Clearly, this bold statement was not true. On Friday evening, a video emerged of a captured Russian Mi-8 helicopter — the aircraft had been left at an airfield near Kherson. Pro-war Telegram channels also reported that damaged tanks had not been removed, as the Defense Ministry claimed, but destroyed. So far, though, we have seen nothing remotely similar to the photographs of lines of abandoned military equipment that circulated following the Russian retreat from Balakliya and Izyum.
What happens next?
Over the weekend, Ukrainian troops steadily reassumed control of the territories abandoned by Russian forces on the right bank of the Dnipro. And Ukrainian President Volodymyr Zelenskyy made a surprise visit to Kherson on Monday, taking part in the ceremonial raising of the Ukrainian flag over the city and speaking to soldiers and local civilians.
If it’s true that Russia managed to get its troops out without significant losses, the Russian commanders seem to have made a sensible decision to preserve personnel and equipment. However, it seems that Kherson is lost to Russia forever.
Russian troops only managed to take the city in March thanks to the element of surprise, coupled with the unexplained failure of Ukraine’s forces in the south of the country to blow strategically important bridges. This will not happen again. On their retreat, Russian troops destroyed all three remaining crossings over the Dnipro – the road and rail Antonivskyi bridges and sections of the bridge alongside the Kakhovka dam. A new assault on Kherson is now only possible by forcing the Dnipro — or by taking the whole of the neighboring Zaporizhzhia region and approaching from the north. “The chance will only come again if our [forces] first capture Kyiv, Cherkassy and Dnepropetrovsk,” wrote Russian war correspondent Ilya Kramnik.
Politics notwithstanding, Ukraine makes obvious gains from liberating the right bank of the Dnipro. First, the Ukrainian military can release a significant chunk of its southern forces for use in other regions, most obviously Zaporizhzhia. If Ukraine can organize a successful push towards Melitopol, the “land corridor” between the Russian mainland and Crimea would be broken. However, there are other sections of the front in need of reinforcement as well. In the Luhansk Region, after its success in September, the Ukrainian army has failed to break through the Svatove-Kreminina line. Meanwhile, in Donetsk, Wagner Group has been storming Bakhmut for four months and Russian troops are making slow but discernible progress as they try to take the fortified areas around Avdiivka, near Donetsk. However, as winter approaches, conditions are likely to get much more difficult for both sides.
Second, regaining the right bank of the Dnipro increases Ukraine’s ability to attack Russian-controlled territory with long-range artillery, especially HIMARS. Although the danger for Russian-annexed Crimea is minimal.
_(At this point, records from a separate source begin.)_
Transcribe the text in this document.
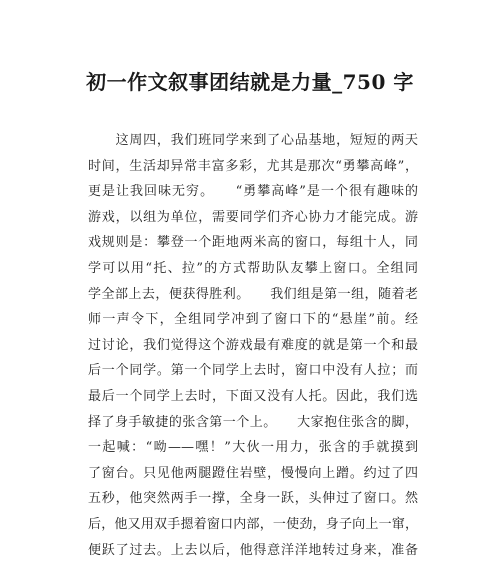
初一作文叙事团结就是力量_750 字
　　这周四，我们班同学来到了心品基地，短短的两天
时间，生活却异常丰富多彩，尤其是那次“勇攀高峰”，
更是让我回味无穷。　　“勇攀高峰”是一个很有趣味的
游戏，以组为单位，需要同学们齐心协力才能完成。游
戏规则是：攀登一个距地两米高的窗口，每组十人，同
学可以用“托、拉”的方式帮助队友攀上窗口。全组同
学全部上去，便获得胜利。　　我们组是第一组，随着老
师一声令下，全组同学冲到了窗口下的“悬崖”前。经
过讨论，我们觉得这个游戏最有难度的就是第一个和最
后一个同学。第一个同学上去时，窗口中没有人拉；而
最后一个同学上去时，下面又没有人托。因此，我们选
择了身手敏捷的张含第一个上。　　大家抱住张含的脚，
一起喊：“呦——嘿！”大伙一用力，张含的手就摸到
了窗台。只见他两腿蹬住岩壁，慢慢向上蹭。约过了四
五秒，他突然两手一撑，全身一跃，头伸过了窗口。然
后，他又用双手摁着窗口内部，一使劲，身子向上一窜，
便跃了过去。上去以后，他得意洋洋地转过身来，准备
While the range of HIMARS is about 70 kilometers and this is roughly the distance to Moscow-annexed Crimea from recaptured Kherson region, it’s highly unlikely Ukraine would deploy these valuable weapons a kilometer from Russian positions.
Having left Kherson, the Russian army now has an easier task of defending from the left bank. It has the river itself for protection, and the total area to be defended is much smaller. But that is the limit of any military benefit. With the liberation of Kherson’s right bank, Russia has now lost almost half the territory it occupied since the start of the invasion.
It seems likely Russia’s new plan is to defend the remaining occupied territories as best it can. In short, the Kremlin appears to be relying on newly mobilized troops and hoping that damage to Ukraine’s infrastructure, an energy crisis in Europe and a global recession will force the West, and Ukraine, to the negotiating table.
Since the beginning of the preparations to abandon Kherson, Putin seems to have shown a capacity to take rational decisions. He has taken a step back, wound down his nuclear threats and greenlighted Russia’s humiliating return to the Black Sea grain deal. Now, Russia has given up Kherson without a fight — potentially a weighty argument in behind-the-scenes talks with the West. Finally, Washington and Moscow agreed to talks that could see a resumption of inspections at Russian nuclear facilities suspended in 2020.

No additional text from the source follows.